Mazin thanked the school board for hearing what the parents had to say.
"On behalf of all the parents, I would like to thank [the school board] but especially Supt. [Jim] Stratton for doing such an incredible job shielding us from the pain the state has been inflicting for so long," Mazin said. "We now know it is our part to help you and we are ready to do our part."
Educational Foundation's Summer School Program
La Cañada Flintridge Educational Foundation is broadening its job description to included administering summer school.
The school board unanimously approved the Foundation's contract to use district sites and materials to run a summer-school program. La Cañada Unified eliminated its summer program for 2011 to save $85,000.
Governing Board President Jeanne Broberg offered hundreds of thank yous to the Foundation.
"We can't thank them enough," Broberg said.

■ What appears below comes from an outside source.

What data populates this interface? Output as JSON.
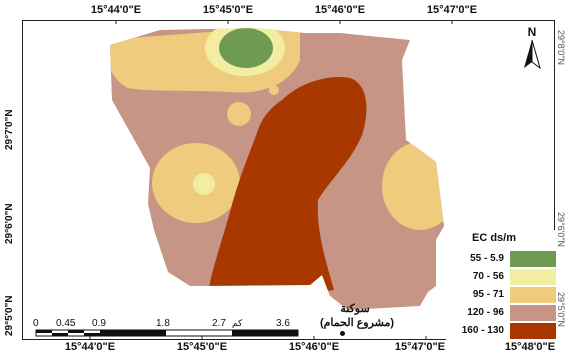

No opposition was heard on this matter from the La Cañada Teachers Association, although their President, Rick Jordan, was in attendance.
"I think this is a win-win situation for everyone," Stratton said. "It's a win for the students who know have an option for summer school, a win for the Foundation as a possible revenue generator and a win for teachers who will now have somewhere to work in the summer."
Construction returns to La Cañada High School
More than $1.5 million in leftover bond funds has given the district leeway to begin some minor-construction projects to improve La Cañada High School's campus.
The remaining money will be spent on 10 different projects, including repairing and updating the upstairs and downstairs north gym restrooms, the physical education offices and storage rooms, restoring and replacing the boys and girl's locker rooms and improving the acoustics in the south gym.
Projections show all 10 projects will cost just more than $1.4 million, leaving the district with $700,000 leftover for possible construction in the future.